As an aside, the UN population data page also includes things like the old-age dependency ratio, which I threw into a chart below. This shows that that as of 2010, Pakistan has 7 elders for every 100 people aged 15-64:
I’m not seeing any trend here of slaves being in old-age states, which was my casual hypothesis. Japan… well, Japan is a whole separate issue.
On visualization:
Instead I’ll turn back to visualization. Take another look at these two graphics:
And:
Both have their strengths and weaknesses. In the very first chart by @Jishai, note how India’s fourteen million slaves jump out. The bright numbers look high, with millions of people enslaved in India, China, and Pakistan. It’s simple and effective… although it leaves out a lot of detail or obvious links to context.
But in Gallup’s graph, similar numbers look low: only 1.1% of the population, 2.1 of …something. There’s more data, but it’s not better displayed. I find it disorienting to see percentages and millions of people graphed side by side.
So in this case I’m not sure which is better. As with any data visualization, the authors are making decisions: which facts are important? what do we highlight and what do we downplay? what emotions or decisions do we want people to walk away with?
Re-Visualization as Improvement
But to give Jishai credit, there are other instances where re-visualizing data really does add something. Take this chart by the CDC, on number of farmer’s markets per 100,000 people:
There’s a lot I like in the chart above: more farmers markets mean a darker state; the data source and citation are clearly shown; small states are highlighted so you can see them better.
But in other ways, it’s too much. That’s where Jishai has done a great job in re-visualizing:
After playing around in Illustrator, he’s made it easier to read. I clearly see which states have the most farmer’s markets per capita (seems to be rural and low-population states), and I love that it’s laid against a subtle national average line. A small farmer reinforces what the graph is about.
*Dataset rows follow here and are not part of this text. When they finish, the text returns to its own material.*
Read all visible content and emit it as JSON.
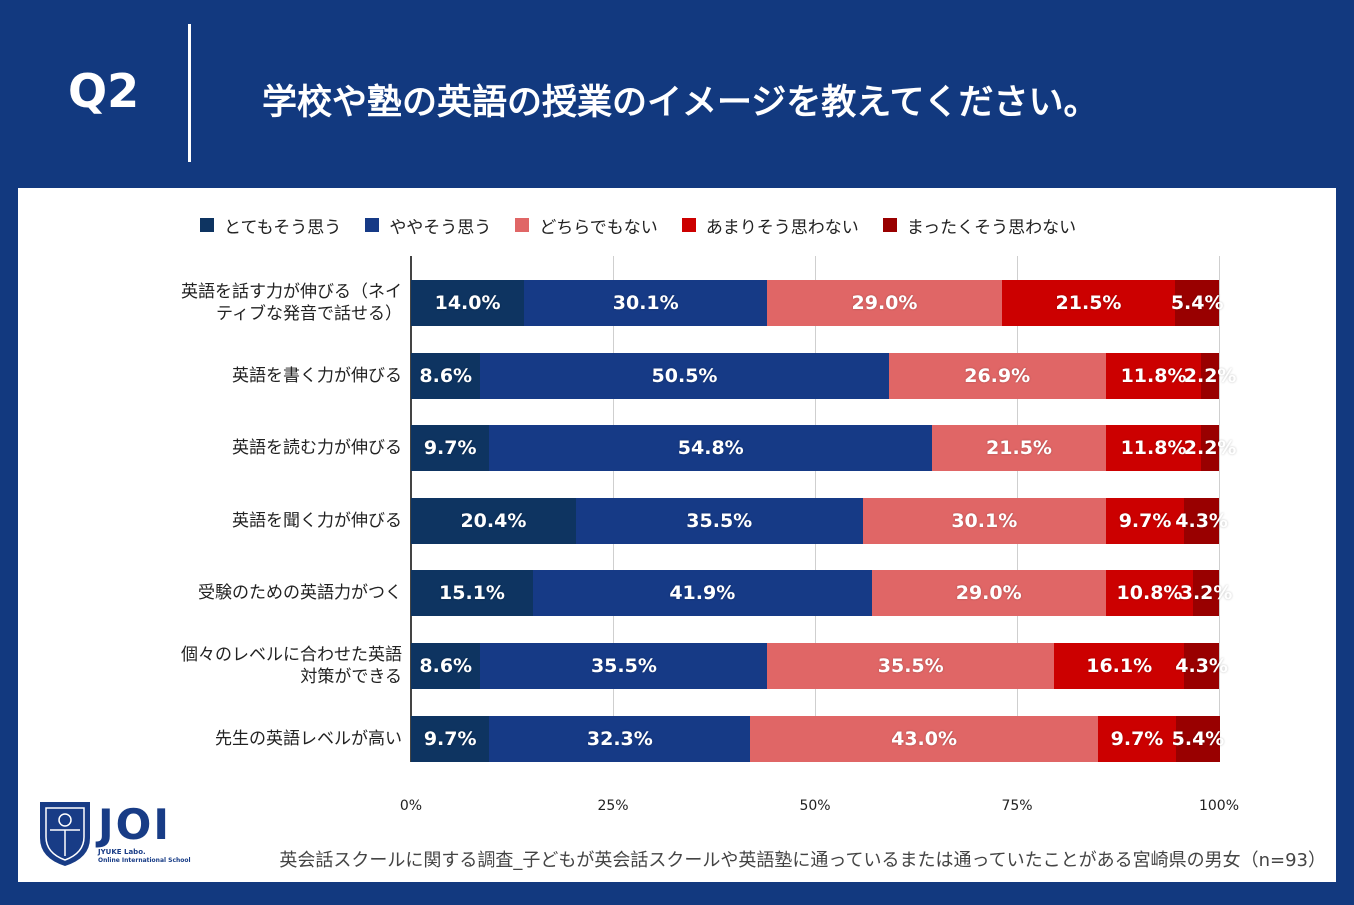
{
  "header": {
    "question": "Q2",
    "title": "学校や塾の英語の授業のイメージを教えてください。"
  },
  "colors": {
    "background": "#12397f",
    "panel": "#ffffff"
  },
  "chart_data": {
    "type": "bar",
    "orientation": "horizontal",
    "stacked": true,
    "categories": [
      "英語を話す力が伸びる（ネイティブな発音で話せる）",
      "英語を書く力が伸びる",
      "英語を読む力が伸びる",
      "英語を聞く力が伸びる",
      "受験のための英語力がつく",
      "個々のレベルに合わせた英語対策ができる",
      "先生の英語レベルが高い"
    ],
    "category_lines": [
      [
        "英語を話す力が伸びる（ネイ",
        "ティブな発音で話せる）"
      ],
      [
        "英語を書く力が伸びる"
      ],
      [
        "英語を読む力が伸びる"
      ],
      [
        "英語を聞く力が伸びる"
      ],
      [
        "受験のための英語力がつく"
      ],
      [
        "個々のレベルに合わせた英語",
        "対策ができる"
      ],
      [
        "先生の英語レベルが高い"
      ]
    ],
    "series": [
      {
        "name": "とてもそう思う",
        "color": "#0e3461",
        "values": [
          14.0,
          8.6,
          9.7,
          20.4,
          15.1,
          8.6,
          9.7
        ]
      },
      {
        "name": "ややそう思う",
        "color": "#163a86",
        "values": [
          30.1,
          50.5,
          54.8,
          35.5,
          41.9,
          35.5,
          32.3
        ]
      },
      {
        "name": "どちらでもない",
        "color": "#e06666",
        "values": [
          29.0,
          26.9,
          21.5,
          30.1,
          29.0,
          35.5,
          43.0
        ]
      },
      {
        "name": "あまりそう思わない",
        "color": "#cc0000",
        "values": [
          21.5,
          11.8,
          11.8,
          9.7,
          10.8,
          16.1,
          9.7
        ]
      },
      {
        "name": "まったくそう思わない",
        "color": "#990000",
        "values": [
          5.4,
          2.2,
          2.2,
          4.3,
          3.2,
          4.3,
          5.4
        ]
      }
    ],
    "xlim": [
      0,
      100
    ],
    "xticks": [
      "0%",
      "25%",
      "50%",
      "75%",
      "100%"
    ],
    "value_suffix": "%",
    "legend_position": "top",
    "grid": true
  },
  "logo": {
    "text": "JOI",
    "sub1": "JYUKE Labo.",
    "sub2": "Online International School"
  },
  "footnote": "英会話スクールに関する調査_子どもが英会話スクールや英語塾に通っているまたは通っていたことがある宮崎県の男女（n=93）"
}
Two sets of data, and two visualizations and re-visualizations. In the first set, I’m not convinced that the remake was better–but in the second, it clearly was. In both cases, it’s clear that data authors make choices about what information they collect, and illustrators make choices in what they highlight. Sorting out and re-thinking these choices is part of what we mean when we talk about “data literacy” and a “data-literate nation.”
Explore the data yourself:
- CDC on Farmer’s Markets (and tons of other health stuff)
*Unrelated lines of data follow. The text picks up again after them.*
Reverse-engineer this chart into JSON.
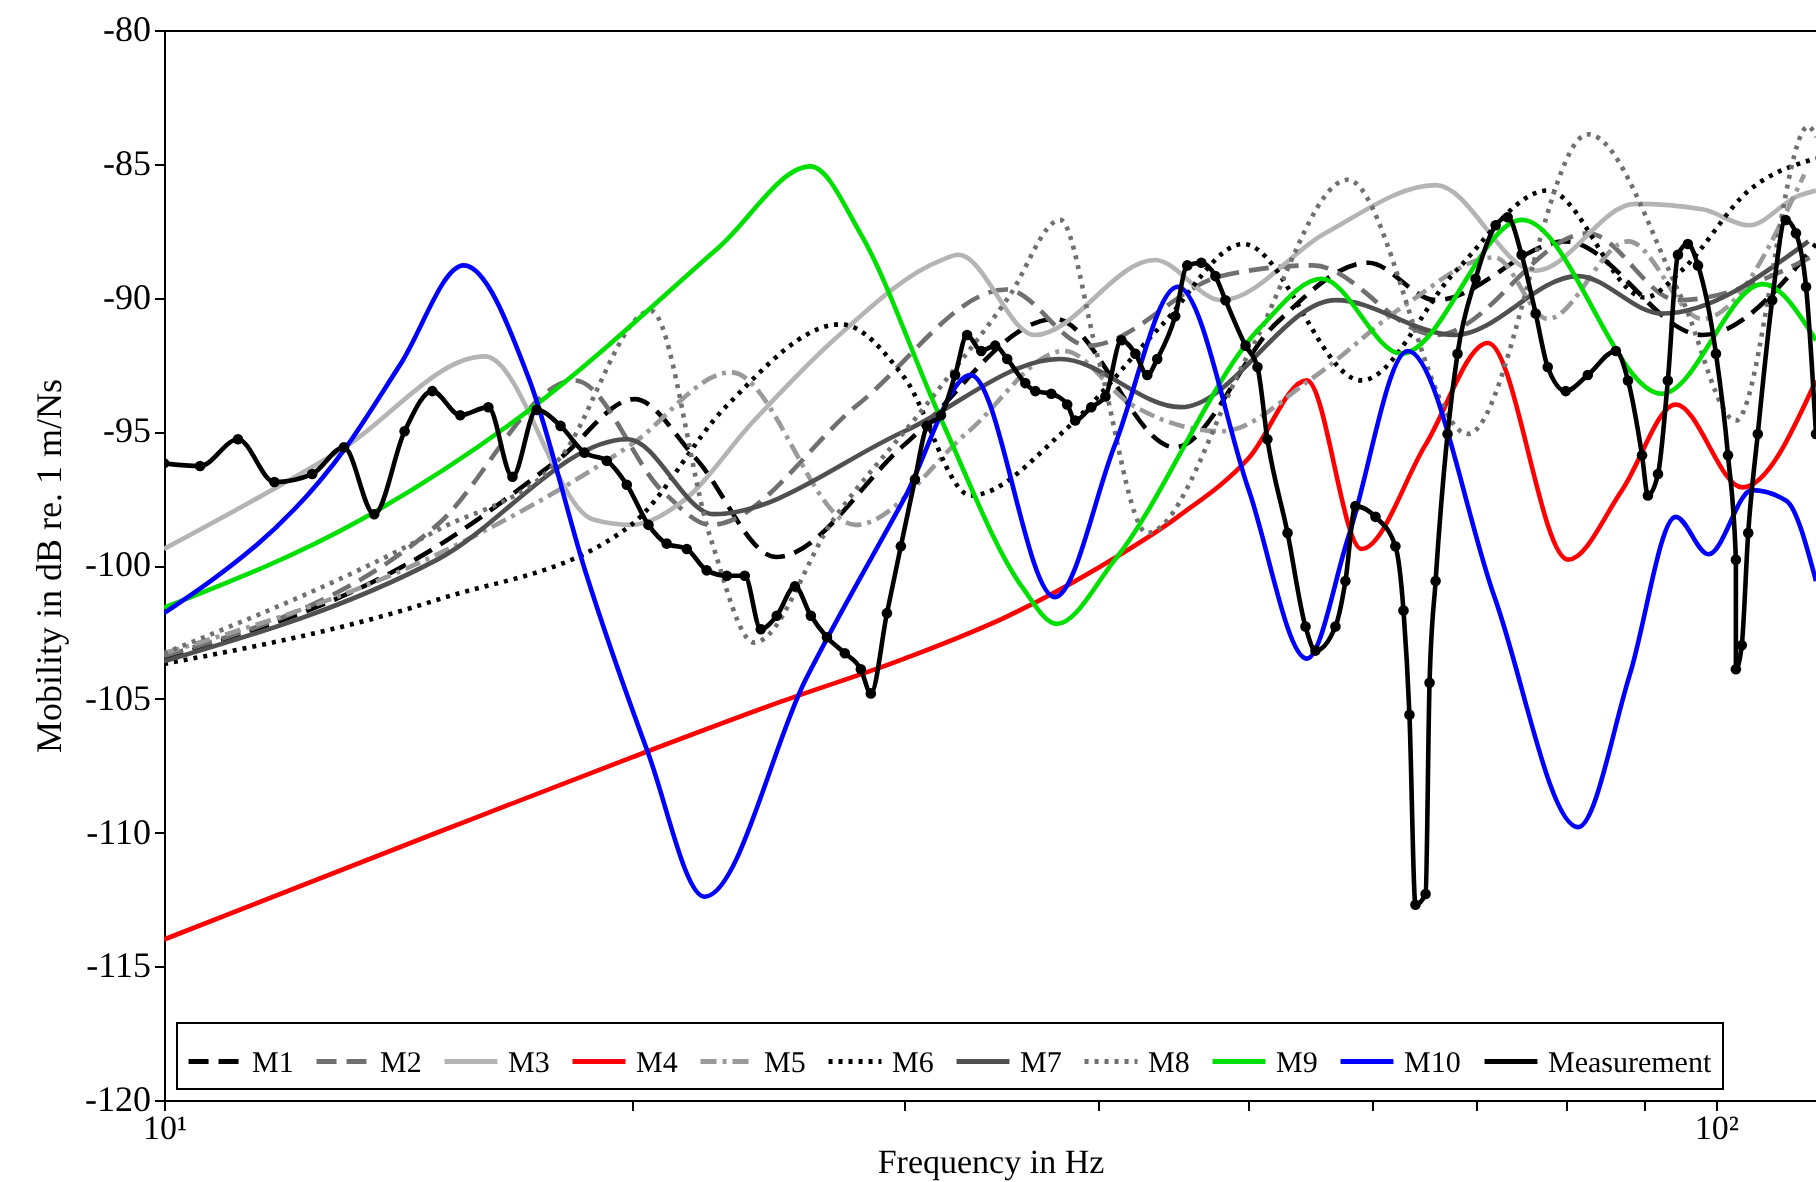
{
  "chart_data": {
    "type": "line",
    "xlabel": "Frequency in Hz",
    "ylabel": "Mobility in dB re. 1 m/Ns",
    "log": "x",
    "xlim": [
      10,
      116
    ],
    "ylim": [
      -120,
      -80
    ],
    "xticks": [
      {
        "value": 10,
        "label": "10¹"
      },
      {
        "value": 20,
        "label": null
      },
      {
        "value": 30,
        "label": null
      },
      {
        "value": 40,
        "label": null
      },
      {
        "value": 50,
        "label": null
      },
      {
        "value": 60,
        "label": null
      },
      {
        "value": 70,
        "label": null
      },
      {
        "value": 80,
        "label": null
      },
      {
        "value": 90,
        "label": null
      },
      {
        "value": 100,
        "label": "10²"
      }
    ],
    "yticks": [
      -120,
      -115,
      -110,
      -105,
      -100,
      -95,
      -90,
      -85,
      -80
    ],
    "grid": false,
    "legend": "bottom",
    "series": [
      {
        "name": "M1",
        "color": "#000000",
        "line_style": "dashed",
        "x": [
          10,
          15,
          18,
          20.1,
          22,
          24.8,
          30,
          37.5,
          44.8,
          52,
          59.7,
          66,
          80,
          98,
          116
        ],
        "values": [
          -103.5,
          -99.3,
          -96,
          -93.8,
          -96,
          -99.7,
          -95.5,
          -90.8,
          -95.6,
          -91,
          -88.7,
          -90.1,
          -87.9,
          -91.4,
          -88
        ]
      },
      {
        "name": "M2",
        "color": "#707070",
        "line_style": "dashed",
        "x": [
          10,
          15,
          18.4,
          21,
          22.5,
          28,
          34.9,
          39.4,
          48,
          55,
          66,
          82.7,
          94.5,
          116
        ],
        "values": [
          -103.4,
          -98.5,
          -93.1,
          -97.3,
          -98.5,
          -94,
          -89.7,
          -91.8,
          -89.2,
          -88.8,
          -91.4,
          -87.6,
          -90.1,
          -88.4
        ]
      },
      {
        "name": "M3",
        "color": "#b4b4b4",
        "line_style": "solid",
        "x": [
          10,
          13,
          16.1,
          18.9,
          20,
          21.5,
          24,
          27,
          31.7,
          32.5,
          36.4,
          43.5,
          48,
          56,
          66,
          76.5,
          88.7,
          98,
          105,
          113,
          116
        ],
        "values": [
          -99.4,
          -95.7,
          -92.2,
          -98.3,
          -98.5,
          -97.7,
          -94.6,
          -91.6,
          -88.6,
          -88.4,
          -91.4,
          -88.6,
          -90.1,
          -87.6,
          -85.8,
          -89,
          -86.5,
          -86.7,
          -87.3,
          -86.2,
          -86
        ]
      },
      {
        "name": "M4",
        "color": "#ff0000",
        "line_style": "solid",
        "x": [
          10,
          15,
          20,
          25,
          30,
          35,
          40,
          45,
          50,
          54.5,
          59.1,
          65,
          71.3,
          80.3,
          87,
          94.2,
          104,
          116
        ],
        "values": [
          -114,
          -110,
          -107.2,
          -105.1,
          -103.5,
          -101.9,
          -100.1,
          -98.2,
          -96,
          -93.1,
          -99.4,
          -95.5,
          -91.7,
          -99.8,
          -97.2,
          -94,
          -97.1,
          -93.1
        ]
      },
      {
        "name": "M5",
        "color": "#9a9a9a",
        "line_style": "dashdot",
        "x": [
          10,
          15,
          20,
          23.2,
          27.9,
          33,
          38,
          42,
          48,
          55,
          63,
          72,
          77.9,
          87.8,
          98,
          114
        ],
        "values": [
          -103.3,
          -99.6,
          -95.5,
          -92.8,
          -98.5,
          -95,
          -92,
          -94,
          -95,
          -93,
          -90.3,
          -88.5,
          -90.8,
          -87.9,
          -90.8,
          -85.4
        ]
      },
      {
        "name": "M6",
        "color": "#000000",
        "line_style": "dotted",
        "x": [
          10,
          15,
          20,
          23,
          27.3,
          30,
          33.1,
          38,
          44,
          49.6,
          59.1,
          68,
          77.9,
          90,
          95,
          105,
          116
        ],
        "values": [
          -103.7,
          -101.3,
          -98.5,
          -94.1,
          -91,
          -93,
          -97.4,
          -95,
          -91,
          -88,
          -93.1,
          -89,
          -86,
          -90,
          -89,
          -86,
          -84.8
        ]
      },
      {
        "name": "M7",
        "color": "#505050",
        "line_style": "solid",
        "x": [
          10,
          15,
          19.9,
          22.6,
          30,
          37.8,
          45.2,
          56.9,
          67.9,
          81.5,
          92.3,
          114.7
        ],
        "values": [
          -103.6,
          -99.8,
          -95.3,
          -98.1,
          -95,
          -92.3,
          -94.1,
          -90.1,
          -91.4,
          -89.2,
          -90.6,
          -87.9
        ]
      },
      {
        "name": "M8",
        "color": "#707070",
        "line_style": "dotted",
        "x": [
          10,
          15,
          18,
          20.6,
          22.5,
          24,
          27,
          31,
          35,
          37.8,
          40,
          43,
          50,
          57.9,
          69.2,
          82.7,
          95,
          103,
          114.7,
          116
        ],
        "values": [
          -103.3,
          -98.7,
          -96,
          -90.5,
          -99,
          -102.9,
          -98.3,
          -94,
          -90,
          -87.1,
          -92.3,
          -98.8,
          -92.1,
          -85.6,
          -95.1,
          -83.9,
          -90,
          -94.6,
          -83.6,
          -84
        ]
      },
      {
        "name": "M9",
        "color": "#00e000",
        "line_style": "solid",
        "x": [
          10,
          13.4,
          17.2,
          22.8,
          26.1,
          28.1,
          31.7,
          35.7,
          37.6,
          41,
          50.9,
          55.7,
          62.7,
          75,
          92.3,
          107.2,
          116
        ],
        "values": [
          -101.6,
          -98.3,
          -94.2,
          -88.1,
          -85.1,
          -87.6,
          -94.6,
          -100.8,
          -102.2,
          -99.8,
          -91.1,
          -89.3,
          -92.1,
          -87.1,
          -93.6,
          -89.5,
          -91.6
        ]
      },
      {
        "name": "M10",
        "color": "#0000ff",
        "line_style": "solid",
        "x": [
          10,
          13.1,
          14.2,
          15.6,
          17.2,
          18.7,
          20.5,
          22.3,
          25.9,
          30,
          33.1,
          37.5,
          41,
          45,
          50,
          54.5,
          58,
          63.3,
          72,
          81.5,
          88,
          94.2,
          98.9,
          105.5,
          111,
          116
        ],
        "values": [
          -101.8,
          -95.6,
          -92.5,
          -88.8,
          -93.1,
          -100.3,
          -107,
          -112.4,
          -104.3,
          -97.5,
          -92.9,
          -101.2,
          -95.5,
          -89.6,
          -97.2,
          -103.5,
          -98.9,
          -92,
          -101.2,
          -109.8,
          -104.1,
          -98.2,
          -99.6,
          -97.2,
          -97.6,
          -100.6
        ]
      },
      {
        "name": "Measurement",
        "color": "#000000",
        "line_style": "solid",
        "marker": "circle",
        "x": [
          10,
          10.55,
          11.16,
          11.78,
          12.46,
          13.06,
          13.66,
          14.29,
          14.89,
          15.52,
          16.18,
          16.77,
          17.38,
          18.01,
          18.66,
          19.29,
          19.87,
          20.52,
          21.08,
          21.72,
          22.37,
          23.05,
          23.67,
          24.24,
          24.82,
          25.5,
          26.11,
          26.74,
          27.46,
          28.12,
          28.54,
          29.23,
          29.84,
          30.47,
          31.02,
          31.67,
          32.34,
          32.92,
          33.62,
          34.32,
          34.94,
          35.89,
          36.43,
          37.3,
          38.19,
          38.65,
          39.58,
          40.42,
          41.39,
          42.26,
          43.01,
          43.65,
          44.83,
          45.64,
          46.6,
          47.58,
          48.3,
          49.76,
          50.65,
          51.4,
          52.96,
          54.39,
          55.2,
          56.86,
          57.71,
          58.57,
          60.34,
          62.15,
          62.9,
          63.46,
          64.03,
          65.0,
          65.38,
          65.97,
          67.15,
          68.15,
          70.0,
          72.12,
          73.41,
          74.95,
          76.53,
          77.91,
          80.02,
          82.68,
          86.2,
          87.76,
          89.61,
          90.4,
          91.76,
          93.11,
          94.52,
          95.92,
          97.37,
          100,
          101.8,
          103.0,
          103.0,
          103.9,
          104.9,
          106.4,
          108.7,
          110.9,
          112.6,
          114.3,
          116
        ],
        "values": [
          -96.2,
          -96.3,
          -95.3,
          -96.9,
          -96.6,
          -95.6,
          -98.1,
          -95.0,
          -93.5,
          -94.4,
          -94.1,
          -96.7,
          -94.2,
          -94.8,
          -95.8,
          -96.1,
          -97.0,
          -98.5,
          -99.2,
          -99.4,
          -100.2,
          -100.4,
          -100.4,
          -102.4,
          -101.9,
          -100.8,
          -101.9,
          -102.7,
          -103.3,
          -103.9,
          -104.8,
          -101.8,
          -99.3,
          -96.8,
          -94.8,
          -94.4,
          -92.9,
          -91.4,
          -92.0,
          -91.8,
          -92.3,
          -93.2,
          -93.5,
          -93.6,
          -94.0,
          -94.6,
          -94.1,
          -93.7,
          -91.6,
          -92.1,
          -92.9,
          -92.3,
          -90.7,
          -88.8,
          -88.7,
          -89.2,
          -90.1,
          -91.8,
          -92.6,
          -95.3,
          -98.8,
          -102.3,
          -103.2,
          -102.3,
          -100.6,
          -97.8,
          -98.2,
          -99.3,
          -101.7,
          -105.6,
          -112.7,
          -112.3,
          -104.4,
          -100.6,
          -95.1,
          -92.1,
          -89.3,
          -87.3,
          -87.0,
          -88.4,
          -90.6,
          -92.6,
          -93.5,
          -92.9,
          -92.0,
          -93.1,
          -95.9,
          -97.4,
          -96.6,
          -93.1,
          -88.4,
          -88.0,
          -88.8,
          -92.1,
          -95.9,
          -99.8,
          -103.9,
          -103.0,
          -98.8,
          -95.1,
          -90.1,
          -87.1,
          -87.6,
          -89.6,
          -95.1
        ]
      }
    ]
  }
}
- Gallup blog post on slavery
- Gallup report on slavery
- UN population statistics
- World bank population statistics (more attractive + easier to use)
Comments or visualizations of your own? Comment below, or tweet at @celiemme.
Gallup’s side-by-side column chart of prevalence and population by country suggests that as prevalence decreases, so does the modern-slave population. This would be a tautology if these countries all had the same total population. By omitting Pakistan, China and India, Gallup’a graph suppressed the outliers. A better graph would be an XY plot of prevalence versus slave population. India would clearly be seen as the “leader” on both scales with Pakistan as #2 in prevalence. Unfortunately, none of the graphs provide any causal insight as to why India, Pakistan and Nepal have the highest prevalence of modern slaves.
Thanks for your comments, Milo — I think you’re right that these graphs aren’t giving the full picture. Gallup’s report may have more information, but it’s not going to be circulated and shared as easily.